If the number of ways in which 7 letters can be put in 7 envelopes such that exactly four letters are in wrong envelopes is N, then

To solve the problem of finding the number of ways in which 7 letters can be put in 7 envelopes such that exactly four letters are in wrong envelopes, we can follow these steps: ### Step 1: Choose the letters that will be in the correct envelopes We need to select 3 letters out of the 7 that will be placed in their correct envelopes. The number of ways to choose 3 letters from 7 is given by the combination formula: \[ \binom{7}{3} = \frac{7!}{3!(7-3)!} = \frac{7 \times 6 \times 5}{3 \times 2 \times 1} = 35 \] ### Step 2: Arrange the remaining letters in the wrong envelopes Now, we have 4 letters that need to be placed in 4 envelopes, but they must all be placed incorrectly. This is known as a derangement.

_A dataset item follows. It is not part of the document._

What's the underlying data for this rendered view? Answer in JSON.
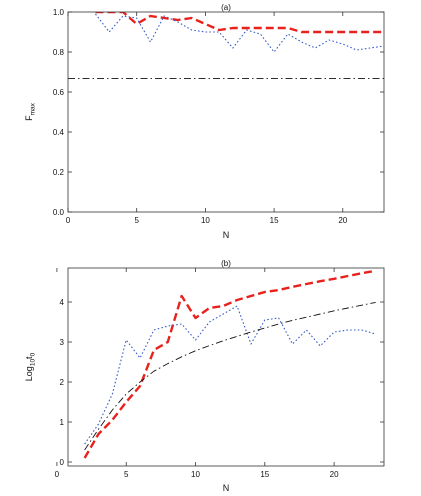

The formula for the number of derangements \( !n \) of \( n \) items is: \[ !n = n! \left( \sum_{i=0}^{n} \frac{(-1)^i}{i!} \right) \] For \( n = 4 \): \[ !4 = 4! \left( \frac{1}{0!} - \frac{1}{1!} + \frac{1}{2!} - \frac{1}{3!} + \frac{1}{4!} \right) \] Calculating \( 4! \): \[ 4! = 24 \] Now calculating the sum: \[ \frac{1}{0!} = 1, \quad \frac{1}{1!} = 1, \quad \frac{1}{2!} = 0.5, \quad \frac{1}{3!} \approx 0.1667, \quad \frac{1}{4!} = 0.0417 \] So, \[ 1 - 1 + 0.5 - 0.1667 + 0.0417 = 0.375 \] Now, substituting back into the derangement formula: \[ !4 = 24 \times 0.375 = 9 \] ### Step 3: Combine the results Now, we multiply the number of ways to choose the 3 letters with the number of derangements of the remaining 4 letters: \[ N = \binom{7}{3} \times !4 = 35 \times 9 = 315 \] ### Final Answer The number of ways in which 7 letters can be put in 7 envelopes such that exactly four letters are in wrong envelopes is \( N = 315 \). ---